The vast arid region, along with central Mali, has become the worst affected area in the jihadists’ nine-year campaign in the Sahel. Thousands of people have died and tens of thousands have fled their homes.
“We sleep with a knot in our stomachs and a hand on our hearts,” says Abdou Oumarou, from the village of Gadabo. “We jump at the slightest engine noise.”
The mayor of Anzourou, Halidou Zibo, wearing the national colors of Niger on his scarf, said: “Thefts, looting, granary fires and targeted killings continue. Terrorists shoot anything that moves, including children.
A food crisis is “looming”, he warned.
Farmers forced to leave the fields
In March, authorities returned around 12,000 Tillabéri residents to their homes, deploying heavily armed soldiers to protect them.
But things are far from being back to normal.
The last massacre of civilians in Anzourou took place on August 21 in the village of Theim, where armed men arrived on foot and killed 19 worshipers in a mosque.

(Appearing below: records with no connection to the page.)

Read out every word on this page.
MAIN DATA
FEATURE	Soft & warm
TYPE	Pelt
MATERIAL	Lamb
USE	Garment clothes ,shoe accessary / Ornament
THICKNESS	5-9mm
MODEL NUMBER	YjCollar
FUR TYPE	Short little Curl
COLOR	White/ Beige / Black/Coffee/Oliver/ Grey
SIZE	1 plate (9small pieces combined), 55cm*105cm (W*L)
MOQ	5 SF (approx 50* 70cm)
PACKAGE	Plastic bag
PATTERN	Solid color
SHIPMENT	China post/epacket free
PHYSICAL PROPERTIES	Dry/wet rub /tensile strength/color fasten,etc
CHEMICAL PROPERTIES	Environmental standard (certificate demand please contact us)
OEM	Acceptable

The attackers issued an ultimatum for the residents to leave and nearly 2,000 residents fled several villages to seek refuge in Sara-Koira, authorities said.
“Those who dared to go to their fields were killed,” said Hadjia Sibti, president of the Anzourou women’s association. “They are stalking us in our huts and even in mosques.”
Resident Mamoudou Sabo, sporting a short white beard and a faded yellow kaftan, said he was afraid to venture into his fields, preferring to stay in the relative safety of Sara-Koira, who was patrolled by soldiers.
Sabo called for even more security against “bloody terrorists”.
The father of 11, who abandoned his 10-hectare (25-acre) farm, praised the generosity of the people of Sara-Koira who donated plots of land to farmers who fled their fields, allowing them to grow crops. millet, corn and beans.
Politicians in the Tillaberi region are calling for tighter security measures.
They say the jihadists had started riding camels and bicycles instead of motorcycles, which had been banned in the region.
President Mohamed Bazoum made his first visit to the region on Saturday since his election in late February to Niger, one of the poorest countries in the world.
He pledged continued food aid and enhanced security.
Speaking to Sara-Koira, Bazoum pledged to fight “the problem at its root” by closing the entry points at Inates, a town on the border with Mali which he said was the route taken by ” terrorists “.
On December 10, 2019, a jihadist attack in Inates left 71 Nigerien soldiers dead.
In nearby Tondikiwindi, 100 civilians were killed in January by men who broke into motorcycles before fleeing to the Malian border.
Two years earlier, in the same area, four members of the US special forces and five Nigerien soldiers were killed in an ambush by the Islamic State group.
Since then, “the balance of power has changed considerably” in favor of the army, Mr. Bazoum said.
He argued that the attackers have returned to targeting “unarmed innocents”, committing “large-scale massacres” in remote villages.